Corporate Governance MBA


Corporate Governance has become more and more important in the field of PLCs and SMEs and I was wondering what people thought.
and I I have noticed that Edinburgh University is now offering an MBA in Corporate Goverrnance with the following elements being covered:
Corporate governance issues, concepts and domain.
External governance – law and regulation.
Codes of ‘best practice’ and norms of behaviour.
Boards of directors: the lynchpin.
Internal controls and accountability.
Risk management.
Financial market supervision and control.
Governance and financial market economics.
External reporting need vs. delivery.
Definition inconsistency and system improvement.
Reality in the face of prescription.

This as far as I can see is the only specialist degree fully focused in this topic and I am most impressed by the areas covered. I think we would all agree that this an area that can no longer be ignored and indeed is undervalued, particularly if one looks at recent issues in the media industry.
This list of areas covered seems to suggest that there is room for accountants, finance directors and company secretaries to benefit from this type of degree. It is clear that the need for a broad overview is of importance, but against that there would also appear to be a need for the responsibilities of corporate governance to
be spread amongst many.
Has anybody any experience of this degree?

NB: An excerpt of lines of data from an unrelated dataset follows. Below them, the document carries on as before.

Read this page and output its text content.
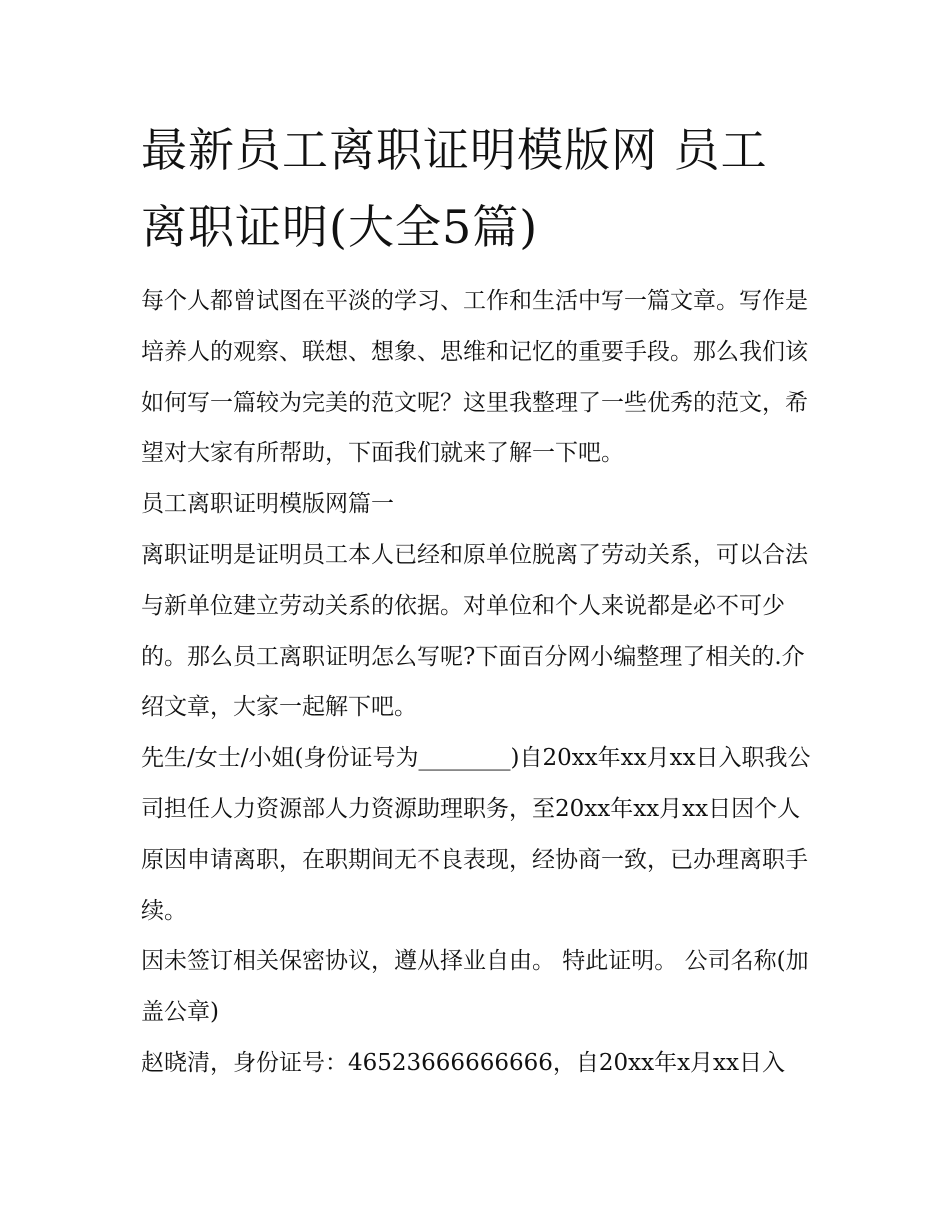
最新员工离职证明模版网 员工离职证明(大全5篇)

每个人都曾试图在平淡的学习、工作和生活中写一篇文章。写作是培养人的观察、联想、想象、思维和记忆的重要手段。那么我们该如何写一篇较为完美的范文呢？这里我整理了一些优秀的范文，希望对大家有所帮助，下面我们就来了解一下吧。

员工离职证明模版网篇一

离职证明是证明员工本人已经和原单位脱离了劳动关系，可以合法与新单位建立劳动关系的依据。对单位和个人来说都是必不可少的。那么员工离职证明怎么写呢?下面百分网小编整理了相关的.介绍文章，大家一起解下吧。

先生/女士/小姐(身份证号为________)自20xx年xx月xx日入职我公司担任人力资源部人力资源助理职务，至20xx年xx月xx日因个人原因申请离职，在职期间无不良表现，经协商一致，已办理离职手续。

因未签订相关保密协议，遵从择业自由。 特此证明。 公司名称(加盖公章)

赵晓清，身份证号：46523666666666，自20xx年x月xx日入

Well found! I must say I haven’t actually studied at this course or even considered it as a course but I am interested in corporate governance. So much so that when I was studying my own MBA I focused on the units that were related to corporate governance device also created my own specialist degree and I guess this is becoming an increasing option particularly in the larger business schools where there are literally dozens of units to choose from.
I found that by focussing more on one specific area I ended up coming out of the degree process much more confident and feeling like a bit more of a specialist than perhaps others. Of course this may prove to be my downfall ultimately as my CV is not quite as pliable as a more generic choice of units but at least it kept me interested for the duration.
I wonder if actually choosing an MBA with a specialist title is really a good idea s you are kind of stuck with that area then and you can’t really change direction if you have a change of heart half way through.


Hi Nia

I think there is a growing interest in Corporate Governance and I am pleased to see that you share that.
From the latter part of your comment I see that you are concerned as to the issues of focusing an MBA in one direction and this I have some sympathy with as it may well pigeon hole you, but conversely my view is that there are some areas where this focus is an absolute essential. Some areas of professional life demand specific knowledge that a generalist cannot have. A divorce lawyer is little use as a conveyancer, a management accountant is little use as a tax accountant.
I have posted elsewhere that we now live in a business world where there are definitive career splits and Corporate Governance is one of them. As business becomes even more legalistic then I fear more specialisations will develop, so specific MBA’s are here to stay in my opinion.


Hi Nia and David
I’ve also had the thought about corporate governance and it was something that I raised with my mentor at a recent work experience placement. One thing that they pointed out to me was that these specialist courses are relatively new and therefore tend to have only been studies by younger members of the profession. This means that where more junior members are struggling to compete against someone with several years experience, having this specialist niche might be a way of competing. This is particularly likely to be the case where the area of specialist study is a relatively new and then the younger members of the profession have a real chance to add value to a team.
Just a thought, particularly given how hard it is to break into the industry these days.



As you know I started this thread and the responses have confirmed my thoughts - Corporate Governance is growing in status and if you can get on this treadmill then you will have a well positioned career. The last post from Stella raises a very important point in that as this is a new requirement in Company Law and Procedures the level of opposition from those who can state experience in this field are severely limited.
The new degree courses indicate the importance of this area and that universities are prepared to invest money and resources in teaching this.
There is a parallel in that when SOX was introduced a whole new breed of accountants was established who today have a strong position in the internal oversight of a company.
Clearly with the need to constantly review the regulations which govern companies the need for accountants and even lawyers who are able to be adaptable and who can see the bigger picture will grow, and that description in my view applies to those who will study Corporate Governance.